Seven episodes covering different aspects of marine environments plus the closing conservation episode. Each episode runs approximately sixty minutes.
How does it compare to the original Blue Planet?
The original (2001) established the template for thorough marine documentation. Blue Planet II (2017) used sixteen years of subsequent technical advances. Both series have merit. The original is foundational. The sequel extends.
Did the series really affect UK policy?
Yes. The “Blue Planet II effect” became a specific term in British policy discussion. The series contributed to subsequent legislation on single-use plastics, plastic microbeads, and broader waste reduction strategies.
Is the tuskfish tool use really significant?
Yes. The footage was the first thorough broadcast documentation of tool use in fish. The contribution extends documented tool use beyond mammals and birds.

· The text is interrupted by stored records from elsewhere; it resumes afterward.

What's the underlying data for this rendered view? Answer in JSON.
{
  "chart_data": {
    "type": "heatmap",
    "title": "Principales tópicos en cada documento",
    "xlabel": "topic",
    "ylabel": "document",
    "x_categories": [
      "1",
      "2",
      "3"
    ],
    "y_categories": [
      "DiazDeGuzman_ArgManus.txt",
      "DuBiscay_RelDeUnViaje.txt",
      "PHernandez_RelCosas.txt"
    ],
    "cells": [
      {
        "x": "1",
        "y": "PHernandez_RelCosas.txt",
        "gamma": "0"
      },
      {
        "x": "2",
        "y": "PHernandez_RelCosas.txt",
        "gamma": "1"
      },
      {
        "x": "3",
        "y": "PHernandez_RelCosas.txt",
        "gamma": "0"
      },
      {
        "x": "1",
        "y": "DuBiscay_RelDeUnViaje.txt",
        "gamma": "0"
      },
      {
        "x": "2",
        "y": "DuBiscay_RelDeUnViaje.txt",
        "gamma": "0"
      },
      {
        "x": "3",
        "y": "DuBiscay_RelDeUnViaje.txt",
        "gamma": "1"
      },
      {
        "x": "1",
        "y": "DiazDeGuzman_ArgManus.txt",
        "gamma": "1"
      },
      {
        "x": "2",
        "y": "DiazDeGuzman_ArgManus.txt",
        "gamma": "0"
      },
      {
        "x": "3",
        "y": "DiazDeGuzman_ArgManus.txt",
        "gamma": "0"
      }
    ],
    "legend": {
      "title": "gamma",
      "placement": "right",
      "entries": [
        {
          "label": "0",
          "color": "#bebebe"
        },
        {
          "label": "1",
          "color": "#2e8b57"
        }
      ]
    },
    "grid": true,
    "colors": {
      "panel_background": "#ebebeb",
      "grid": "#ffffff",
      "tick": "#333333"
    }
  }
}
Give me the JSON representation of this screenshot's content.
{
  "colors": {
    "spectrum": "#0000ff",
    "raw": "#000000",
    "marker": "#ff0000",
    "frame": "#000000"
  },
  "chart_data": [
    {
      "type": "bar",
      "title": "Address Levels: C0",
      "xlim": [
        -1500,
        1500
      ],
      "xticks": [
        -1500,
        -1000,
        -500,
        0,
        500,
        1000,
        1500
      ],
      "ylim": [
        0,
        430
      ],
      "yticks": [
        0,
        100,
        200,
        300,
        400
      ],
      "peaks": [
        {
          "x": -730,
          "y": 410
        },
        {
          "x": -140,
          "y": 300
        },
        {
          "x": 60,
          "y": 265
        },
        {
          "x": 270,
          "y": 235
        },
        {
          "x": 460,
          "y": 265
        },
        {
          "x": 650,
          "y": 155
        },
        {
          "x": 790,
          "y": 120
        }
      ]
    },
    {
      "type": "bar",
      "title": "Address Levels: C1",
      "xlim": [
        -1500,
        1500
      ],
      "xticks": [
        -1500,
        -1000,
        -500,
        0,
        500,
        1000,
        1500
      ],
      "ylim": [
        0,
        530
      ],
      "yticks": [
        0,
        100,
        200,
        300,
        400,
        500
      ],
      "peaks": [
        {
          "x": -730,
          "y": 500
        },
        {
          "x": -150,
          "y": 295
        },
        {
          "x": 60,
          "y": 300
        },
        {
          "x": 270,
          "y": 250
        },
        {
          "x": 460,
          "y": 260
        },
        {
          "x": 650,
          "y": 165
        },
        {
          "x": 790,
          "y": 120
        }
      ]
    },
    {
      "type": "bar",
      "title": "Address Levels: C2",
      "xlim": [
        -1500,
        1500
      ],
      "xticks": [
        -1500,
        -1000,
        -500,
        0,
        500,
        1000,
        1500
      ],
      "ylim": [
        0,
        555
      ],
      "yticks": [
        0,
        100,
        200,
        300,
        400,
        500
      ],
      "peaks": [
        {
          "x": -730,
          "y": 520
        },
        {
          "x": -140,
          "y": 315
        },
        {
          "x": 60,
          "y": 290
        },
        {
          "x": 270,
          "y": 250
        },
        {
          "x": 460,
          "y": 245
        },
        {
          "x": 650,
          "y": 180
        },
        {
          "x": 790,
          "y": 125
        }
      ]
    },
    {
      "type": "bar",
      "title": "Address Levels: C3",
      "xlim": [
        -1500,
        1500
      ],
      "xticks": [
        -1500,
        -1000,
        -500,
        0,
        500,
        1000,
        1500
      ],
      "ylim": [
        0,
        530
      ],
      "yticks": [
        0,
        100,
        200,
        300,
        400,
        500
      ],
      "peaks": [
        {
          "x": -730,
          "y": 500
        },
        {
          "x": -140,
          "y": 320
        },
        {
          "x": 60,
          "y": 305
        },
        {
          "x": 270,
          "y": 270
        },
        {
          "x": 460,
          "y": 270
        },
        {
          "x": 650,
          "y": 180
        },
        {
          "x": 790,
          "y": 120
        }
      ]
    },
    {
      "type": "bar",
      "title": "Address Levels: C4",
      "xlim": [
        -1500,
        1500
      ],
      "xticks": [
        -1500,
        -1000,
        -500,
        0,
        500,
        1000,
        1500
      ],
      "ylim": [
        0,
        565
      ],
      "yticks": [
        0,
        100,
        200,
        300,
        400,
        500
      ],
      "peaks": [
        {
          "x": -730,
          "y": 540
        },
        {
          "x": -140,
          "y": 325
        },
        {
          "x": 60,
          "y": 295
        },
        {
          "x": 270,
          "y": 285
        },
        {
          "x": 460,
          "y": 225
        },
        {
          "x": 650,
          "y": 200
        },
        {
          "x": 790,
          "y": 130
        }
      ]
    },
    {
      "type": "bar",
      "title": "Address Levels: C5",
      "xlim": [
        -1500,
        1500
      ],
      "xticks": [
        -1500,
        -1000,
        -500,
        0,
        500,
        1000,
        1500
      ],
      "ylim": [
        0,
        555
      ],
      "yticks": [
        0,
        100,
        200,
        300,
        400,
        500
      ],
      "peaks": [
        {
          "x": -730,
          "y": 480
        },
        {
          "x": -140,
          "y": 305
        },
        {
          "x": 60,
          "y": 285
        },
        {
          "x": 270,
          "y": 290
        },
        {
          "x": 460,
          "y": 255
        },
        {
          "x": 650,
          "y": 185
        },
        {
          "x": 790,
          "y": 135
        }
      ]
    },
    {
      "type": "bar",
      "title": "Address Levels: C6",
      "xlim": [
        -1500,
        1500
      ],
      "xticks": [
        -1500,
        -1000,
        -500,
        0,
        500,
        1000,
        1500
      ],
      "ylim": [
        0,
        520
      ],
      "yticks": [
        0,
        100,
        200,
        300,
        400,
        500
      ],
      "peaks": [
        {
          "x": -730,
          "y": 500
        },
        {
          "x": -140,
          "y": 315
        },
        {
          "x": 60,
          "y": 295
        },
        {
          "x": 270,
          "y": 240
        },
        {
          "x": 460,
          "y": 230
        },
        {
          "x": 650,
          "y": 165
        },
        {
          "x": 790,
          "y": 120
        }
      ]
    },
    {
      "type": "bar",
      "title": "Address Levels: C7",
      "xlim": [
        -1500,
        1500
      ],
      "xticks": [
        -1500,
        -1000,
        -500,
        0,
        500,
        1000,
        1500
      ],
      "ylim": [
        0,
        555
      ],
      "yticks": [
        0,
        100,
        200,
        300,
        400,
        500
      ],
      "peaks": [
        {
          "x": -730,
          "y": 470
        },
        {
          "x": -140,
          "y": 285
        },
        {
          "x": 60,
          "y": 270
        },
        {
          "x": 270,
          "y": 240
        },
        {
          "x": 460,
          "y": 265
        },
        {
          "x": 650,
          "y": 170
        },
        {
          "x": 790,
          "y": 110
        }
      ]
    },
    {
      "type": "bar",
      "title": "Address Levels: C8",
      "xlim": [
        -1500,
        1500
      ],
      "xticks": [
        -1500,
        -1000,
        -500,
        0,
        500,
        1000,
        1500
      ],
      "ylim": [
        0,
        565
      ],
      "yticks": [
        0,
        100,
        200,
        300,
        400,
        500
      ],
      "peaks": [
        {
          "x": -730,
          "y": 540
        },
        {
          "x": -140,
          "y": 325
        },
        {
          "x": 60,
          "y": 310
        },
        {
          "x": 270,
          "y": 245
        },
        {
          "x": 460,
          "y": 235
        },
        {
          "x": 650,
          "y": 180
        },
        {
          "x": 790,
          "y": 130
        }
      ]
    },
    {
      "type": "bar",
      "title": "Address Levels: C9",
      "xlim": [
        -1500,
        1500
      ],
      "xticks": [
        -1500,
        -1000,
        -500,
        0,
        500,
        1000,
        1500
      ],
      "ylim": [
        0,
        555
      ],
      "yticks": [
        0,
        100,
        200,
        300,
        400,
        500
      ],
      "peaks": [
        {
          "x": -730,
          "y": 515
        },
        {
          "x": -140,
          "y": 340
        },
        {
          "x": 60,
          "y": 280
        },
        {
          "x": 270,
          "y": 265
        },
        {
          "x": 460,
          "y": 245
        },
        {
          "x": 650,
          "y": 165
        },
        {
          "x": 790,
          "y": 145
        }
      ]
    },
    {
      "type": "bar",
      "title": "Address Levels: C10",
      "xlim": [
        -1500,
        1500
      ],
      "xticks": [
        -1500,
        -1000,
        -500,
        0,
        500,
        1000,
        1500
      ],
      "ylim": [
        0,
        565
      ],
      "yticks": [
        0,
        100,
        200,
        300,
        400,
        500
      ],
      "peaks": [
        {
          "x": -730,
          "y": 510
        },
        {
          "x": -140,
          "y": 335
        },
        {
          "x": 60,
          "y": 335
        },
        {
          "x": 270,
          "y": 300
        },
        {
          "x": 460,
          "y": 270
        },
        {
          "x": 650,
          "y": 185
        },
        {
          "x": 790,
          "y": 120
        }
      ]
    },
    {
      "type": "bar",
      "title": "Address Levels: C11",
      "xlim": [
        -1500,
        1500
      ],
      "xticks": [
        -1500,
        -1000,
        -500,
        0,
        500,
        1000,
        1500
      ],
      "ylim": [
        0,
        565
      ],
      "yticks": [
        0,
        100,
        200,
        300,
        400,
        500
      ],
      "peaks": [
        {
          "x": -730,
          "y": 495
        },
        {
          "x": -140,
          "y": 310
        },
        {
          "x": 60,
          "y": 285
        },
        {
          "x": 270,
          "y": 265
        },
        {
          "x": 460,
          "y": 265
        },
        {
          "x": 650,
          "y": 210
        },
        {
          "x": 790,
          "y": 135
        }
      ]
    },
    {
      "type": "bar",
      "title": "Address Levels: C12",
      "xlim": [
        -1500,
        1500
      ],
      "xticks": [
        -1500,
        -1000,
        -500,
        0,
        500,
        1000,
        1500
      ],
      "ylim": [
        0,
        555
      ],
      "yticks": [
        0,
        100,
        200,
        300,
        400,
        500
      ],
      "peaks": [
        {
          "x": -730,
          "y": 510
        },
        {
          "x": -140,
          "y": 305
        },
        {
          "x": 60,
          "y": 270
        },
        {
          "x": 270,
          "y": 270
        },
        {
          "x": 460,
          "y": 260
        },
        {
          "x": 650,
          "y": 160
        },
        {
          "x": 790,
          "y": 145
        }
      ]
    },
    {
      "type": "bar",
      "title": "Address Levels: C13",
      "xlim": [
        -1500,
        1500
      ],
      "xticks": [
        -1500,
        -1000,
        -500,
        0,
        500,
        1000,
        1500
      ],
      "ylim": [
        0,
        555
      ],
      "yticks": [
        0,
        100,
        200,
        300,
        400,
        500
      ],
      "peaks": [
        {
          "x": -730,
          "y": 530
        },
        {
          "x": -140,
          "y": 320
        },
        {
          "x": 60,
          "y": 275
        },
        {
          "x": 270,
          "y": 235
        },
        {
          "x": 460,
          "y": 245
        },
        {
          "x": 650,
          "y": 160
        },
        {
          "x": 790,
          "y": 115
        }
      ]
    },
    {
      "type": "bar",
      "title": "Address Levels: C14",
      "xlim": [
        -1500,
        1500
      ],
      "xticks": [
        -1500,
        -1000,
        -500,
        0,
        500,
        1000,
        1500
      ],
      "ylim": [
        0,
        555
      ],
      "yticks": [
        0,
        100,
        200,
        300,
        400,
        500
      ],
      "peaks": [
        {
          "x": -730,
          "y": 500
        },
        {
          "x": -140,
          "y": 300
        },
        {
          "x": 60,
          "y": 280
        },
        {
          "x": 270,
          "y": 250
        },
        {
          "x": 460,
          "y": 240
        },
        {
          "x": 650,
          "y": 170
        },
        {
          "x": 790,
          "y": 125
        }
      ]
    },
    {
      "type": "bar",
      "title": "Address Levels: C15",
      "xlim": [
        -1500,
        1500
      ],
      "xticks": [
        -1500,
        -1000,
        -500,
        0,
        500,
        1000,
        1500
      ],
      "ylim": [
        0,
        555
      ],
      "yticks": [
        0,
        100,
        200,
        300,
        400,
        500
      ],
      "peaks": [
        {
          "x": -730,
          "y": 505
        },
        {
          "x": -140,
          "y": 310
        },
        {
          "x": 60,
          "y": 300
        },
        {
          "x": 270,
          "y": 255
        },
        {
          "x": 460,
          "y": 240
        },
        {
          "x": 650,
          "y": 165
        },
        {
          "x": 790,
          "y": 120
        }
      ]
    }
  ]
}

How accurate is the marine science?
The basic content remains current. Subsequent research has continued to refine specific details but the series’s content continues to align with marine science understanding.
Who composed the score?
Hans Zimmer with Jacob Shea and David Fleming. The orchestral score continued the approach Zimmer’s team had established with Planet Earth II.
Should I watch this?
Yes. Blue Planet II is required viewing for contemporary marine natural history and for understanding what documentary work can accomplish in policy contexts.